Most of the stocks reacting positively are from the textile segment, as the E.U. accounts for the largest Indian textile market, making up 38 percent of all textile exports. On the other hand, the U.S.market makes up around 33 percent, while the U.K. market accounts for 9 percent of Indian textile exports.
Since 2025, some textile players are lower by over 27 percent, as significant tariff overhang has impacted the attractiveness of Indian textiles. Instead, textile exports from Vietnam and Bangladesh to the U.S. have increased, given the lower tariff rate.

However, since January 20, the positive momentum surrounding the India-EU trade deal has lifted the outlook for these stocks. The short-term buying momentum has lifted these stocks by up to 12 percent.
As compared to the Nifty Midcap 100 and Nifty Smallcap 100 indices, these stocks have seen a higher fall over the past year, while the indices have fared better. However, on the upside, the indices have not seen much gains from the positivity surrounding the India-EU trade deal, while the textile stocks have rallied sharply.
Historically, India’s apparel exports have operated at a disadvantage in the EU market due to tariff-free access enjoyed by competing countries, while Indian exports were subject to duties of 9.96% under the GSP regime and, following its withdrawal, approximately 12%. This differential has impacted India’s price competitiveness despite strong capabilities in quality and compliance.
The proposed removal of this tariff under the India–EU FTA would be a significant positive step, helping level the playing field for Indian manufacturers. "It is expected to catalyse fresh investments in advanced synthetic raw materials, modern processing technologies and capacity expansion across the textile and apparel value chain. Over the medium term, this would strengthen India’s position as a reliable, compliant and scalable supplier to the European market," said Pearl Global Industries, a listed apparel exporter.
The December quarter marked the first full quarter with a 50 percent US tariff burden, including a 25 percent punitive levy, significantly pressuring margins for textile exporters. However, with the India-US trade deal still pending, tariff uncertainty continues to be a key overhang for the sector.
To cushion the impact, the government has taken several steps.

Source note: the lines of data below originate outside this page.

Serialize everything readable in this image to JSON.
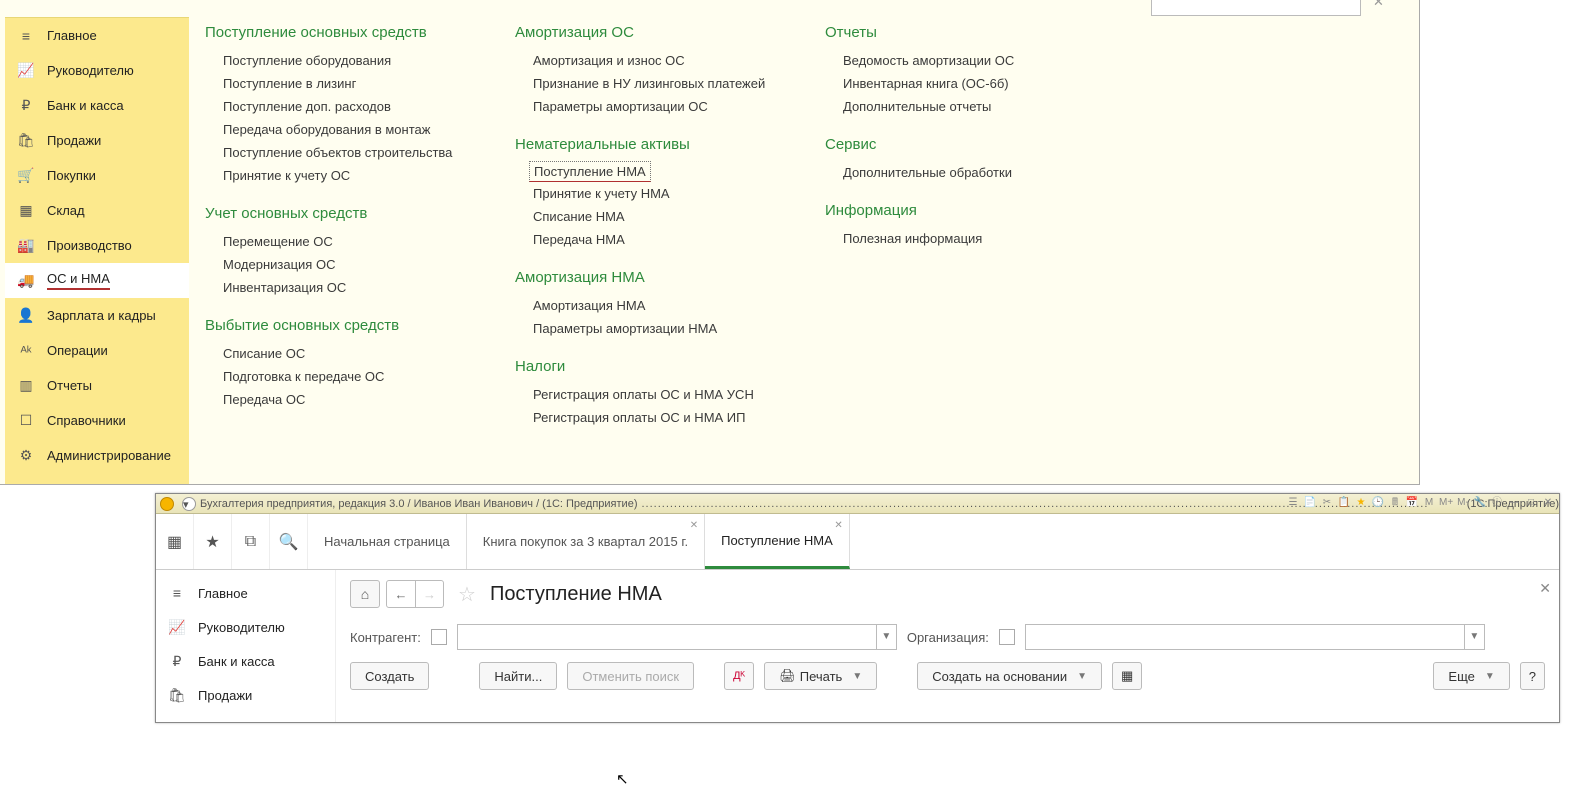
{
  "sidebar": {
    "items": [
      {
        "label": "Главное",
        "icon": "≡"
      },
      {
        "label": "Руководителю",
        "icon": "📈"
      },
      {
        "label": "Банк и касса",
        "icon": "₽"
      },
      {
        "label": "Продажи",
        "icon": "🛍"
      },
      {
        "label": "Покупки",
        "icon": "🛒"
      },
      {
        "label": "Склад",
        "icon": "▦"
      },
      {
        "label": "Производство",
        "icon": "🏭"
      },
      {
        "label": "ОС и НМА",
        "icon": "🚚"
      },
      {
        "label": "Зарплата и кадры",
        "icon": "👤"
      },
      {
        "label": "Операции",
        "icon": "ᴬᵏ"
      },
      {
        "label": "Отчеты",
        "icon": "▥"
      },
      {
        "label": "Справочники",
        "icon": "☐"
      },
      {
        "label": "Администрирование",
        "icon": "⚙"
      }
    ]
  },
  "functions": {
    "col1": [
      {
        "title": "Поступление основных средств",
        "items": [
          "Поступление оборудования",
          "Поступление в лизинг",
          "Поступление доп. расходов",
          "Передача оборудования в монтаж",
          "Поступление объектов строительства",
          "Принятие к учету ОС"
        ]
      },
      {
        "title": "Учет основных средств",
        "items": [
          "Перемещение ОС",
          "Модернизация ОС",
          "Инвентаризация ОС"
        ]
      },
      {
        "title": "Выбытие основных средств",
        "items": [
          "Списание ОС",
          "Подготовка к передаче ОС",
          "Передача ОС"
        ]
      }
    ],
    "col2": [
      {
        "title": "Амортизация ОС",
        "items": [
          "Амортизация и износ ОС",
          "Признание в НУ лизинговых платежей",
          "Параметры амортизации ОС"
        ]
      },
      {
        "title": "Нематериальные активы",
        "items": [
          "Поступление НМА",
          "Принятие к учету НМА",
          "Списание НМА",
          "Передача НМА"
        ]
      },
      {
        "title": "Амортизация НМА",
        "items": [
          "Амортизация НМА",
          "Параметры амортизации НМА"
        ]
      },
      {
        "title": "Налоги",
        "items": [
          "Регистрация оплаты ОС и НМА УСН",
          "Регистрация оплаты ОС и НМА ИП"
        ]
      }
    ],
    "col3": [
      {
        "title": "Отчеты",
        "items": [
          "Ведомость амортизации ОС",
          "Инвентарная книга (ОС-6б)",
          "Дополнительные отчеты"
        ]
      },
      {
        "title": "Сервис",
        "items": [
          "Дополнительные обработки"
        ]
      },
      {
        "title": "Информация",
        "items": [
          "Полезная информация"
        ]
      }
    ]
  },
  "win2": {
    "title_left": "Бухгалтерия предприятия, редакция 3.0 / Иванов Иван Иванович / (1С: Предприятие)",
    "title_right": "(1С:Предприятие)",
    "tabs": [
      "Начальная страница",
      "Книга покупок за 3 квартал 2015 г.",
      "Поступление НМА"
    ],
    "sidebar": [
      {
        "label": "Главное",
        "icon": "≡"
      },
      {
        "label": "Руководителю",
        "icon": "📈"
      },
      {
        "label": "Банк и касса",
        "icon": "₽"
      },
      {
        "label": "Продажи",
        "icon": "🛍"
      }
    ],
    "page_title": "Поступление НМА",
    "filters": {
      "counterparty": "Контрагент:",
      "org": "Организация:"
    },
    "buttons": {
      "create": "Создать",
      "find": "Найти...",
      "cancel_find": "Отменить поиск",
      "print": "Печать",
      "create_based": "Создать на основании",
      "more": "Еще",
      "help": "?"
    }
  }
}
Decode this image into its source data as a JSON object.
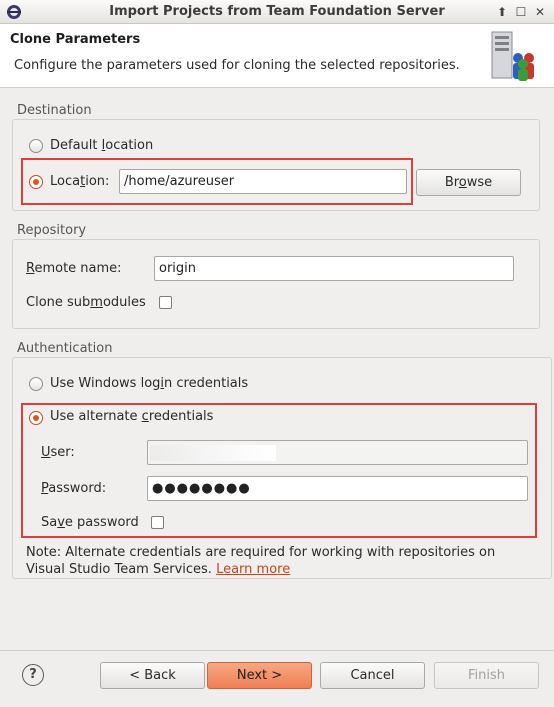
{
  "window": {
    "title": "Import Projects from Team Foundation Server"
  },
  "header": {
    "title": "Clone Parameters",
    "description": "Configure the parameters used for cloning the selected repositories."
  },
  "destination": {
    "group_label": "Destination",
    "default_option": "Default location",
    "location_option": "Location:",
    "location_value": "/home/azureuser",
    "browse_label": "Browse"
  },
  "repository": {
    "group_label": "Repository",
    "remote_name_label": "Remote name:",
    "remote_name_value": "origin",
    "clone_submodules_label": "Clone submodules"
  },
  "authentication": {
    "group_label": "Authentication",
    "windows_option": "Use Windows login credentials",
    "alternate_option": "Use alternate credentials",
    "user_label": "User:",
    "password_label": "Password:",
    "password_value": "●●●●●●●●",
    "save_password_label": "Save password",
    "note": "Note: Alternate credentials are required for working with repositories on Visual Studio Team Services.",
    "learn_more": "Learn more"
  },
  "footer": {
    "help_glyph": "?",
    "back_label": "< Back",
    "next_label": "Next >",
    "cancel_label": "Cancel",
    "finish_label": "Finish"
  },
  "colors": {
    "accent": "#e0541f",
    "highlight": "#d9413a",
    "link": "#c5461b"
  }
}
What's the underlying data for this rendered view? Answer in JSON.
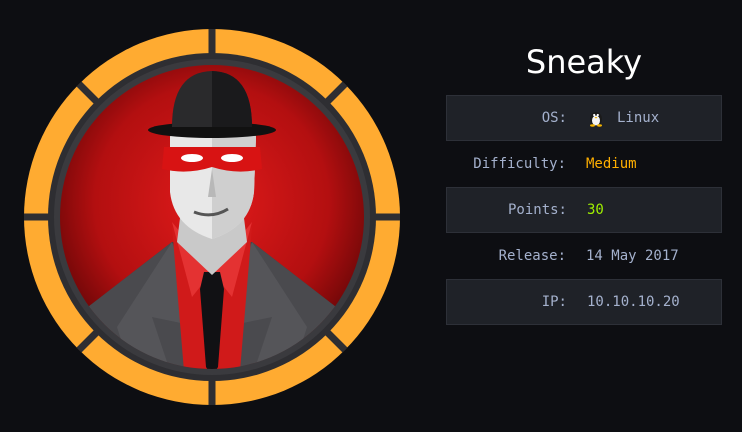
{
  "machine": {
    "name": "Sneaky",
    "avatar_icon": "hat-man-avatar-icon",
    "ring_color": "#ffab31"
  },
  "info": [
    {
      "label": "OS:",
      "value": "Linux",
      "icon": "linux-penguin-icon"
    },
    {
      "label": "Difficulty:",
      "value": "Medium",
      "color": "#ffaf00"
    },
    {
      "label": "Points:",
      "value": "30",
      "color": "#9fef00"
    },
    {
      "label": "Release:",
      "value": "14 May 2017"
    },
    {
      "label": "IP:",
      "value": "10.10.10.20"
    }
  ]
}
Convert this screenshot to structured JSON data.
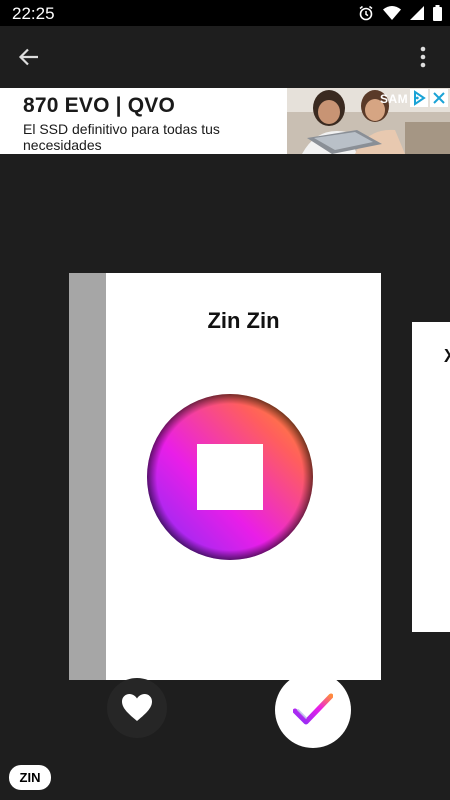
{
  "status_bar": {
    "time": "22:25",
    "icons": [
      "alarm-icon",
      "wifi-icon",
      "signal-icon",
      "battery-icon"
    ]
  },
  "app_bar": {
    "back_icon": "arrow-left-icon",
    "menu_icon": "more-vert-icon"
  },
  "ad": {
    "headline": "870 EVO | QVO",
    "body": "El SSD definitivo para todas tus necesidades",
    "brand": "SAM",
    "choices_icon": "ad-choices-icon",
    "close_icon": "close-icon"
  },
  "card": {
    "title": "Zin Zin",
    "logo_icon": "gradient-circle-stop-icon"
  },
  "next_card": {
    "partial_text": "X"
  },
  "actions": {
    "like_icon": "heart-icon",
    "done_icon": "checkmark-icon"
  },
  "badge": {
    "label": "ZIN"
  },
  "colors": {
    "background": "#1e1e1e",
    "status_bar": "#000000",
    "spine": "#a6a6a6",
    "logo_gradient": [
      "#7b2ff7",
      "#e91ee8",
      "#ff6a3d",
      "#ff9a1f"
    ]
  }
}
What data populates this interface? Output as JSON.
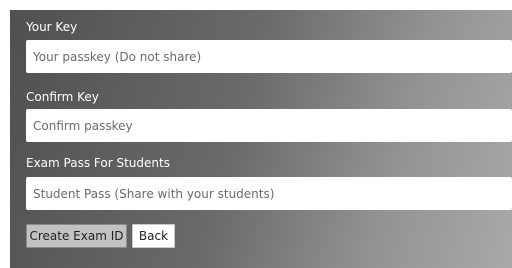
{
  "form": {
    "your_key": {
      "label": "Your Key",
      "placeholder": "Your passkey (Do not share)",
      "value": ""
    },
    "confirm_key": {
      "label": "Confirm Key",
      "placeholder": "Confirm passkey",
      "value": ""
    },
    "exam_pass": {
      "label": "Exam Pass For Students",
      "placeholder": "Student Pass (Share with your students)",
      "value": ""
    }
  },
  "actions": {
    "create_label": "Create Exam ID",
    "back_label": "Back"
  }
}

It temporarily removed import duty on cotton until December 31, 2025, announced an export credit support package to ease financing costs and improve credit access for MSMEs, and removed Quality Control Orders on polyester yarn and viscose fibre to lower input costs and improve global competitiveness.
"Diversification of markets via FTAs with key markets remains a strategic priority, offering partial but meaningful long -term relief," said Elara Capital.
In a note, CareEdge Ratings also added that mitigating factors from the lofty tariff impact on India, include India’s strong presence in the cotton-based textile value chain, currency depreciation and expected increase in exports to the EU, UK, and the Middle East under Free Trade Agreements (FTAs).